WASHINGTON (AP) _ Federal officials on Tuesday launched a crackdown against several companies that market an eye wash and a widely used skin cream without government approval, saying these prescription medications could pose risks.

The eye wash, known as a balanced salt solution, is used to keep the eyes moist during surgery. Two companies, Alcon Laboratories and Akorn, Inc. have versions that are officially approved by the Food and Drug Administration, and are not affected, the FDA said in a public notice.

But three other firms are selling similar types of eye wash without federal validation of their safety and effectiveness, said Deborah Autor, who directs the FDA’s unapproved drugs initiative. They are B. Braun, Baxter, and Hospira, she said.
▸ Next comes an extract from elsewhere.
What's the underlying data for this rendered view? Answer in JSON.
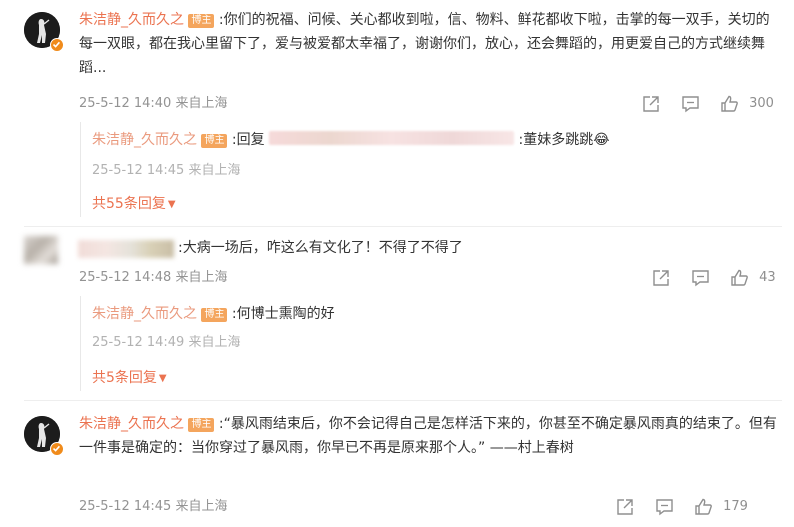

The skin cream contains an enzyme called papain, derived from the tropical papaya plant. It is used for treating skin ulcers from diabetes and other causes. Although such products have been used for more than 100 years, the FDA said there are no approved versions on the market. About a dozen companies market such creams in a lucrative business worth about $50 million a year.

The agency said it has received more than 300 reports of serious reactions to the eye wash, and about 40 reports on the papaya creams, including some that said the ointment was of no help to patients and others describing life-threatening allergic reactions.

Companies making the unapproved products must file for FDA approval, or cease production by Nov. 24. Violators face FDA seizures and other legal action.

Unapproved drugs, many of which pre-date federal regulation, are a continuing problem for the FDA. The agency estimates that about 2 percent of all prescriptions written each year are for unapproved drugs, or about 72 million scripts.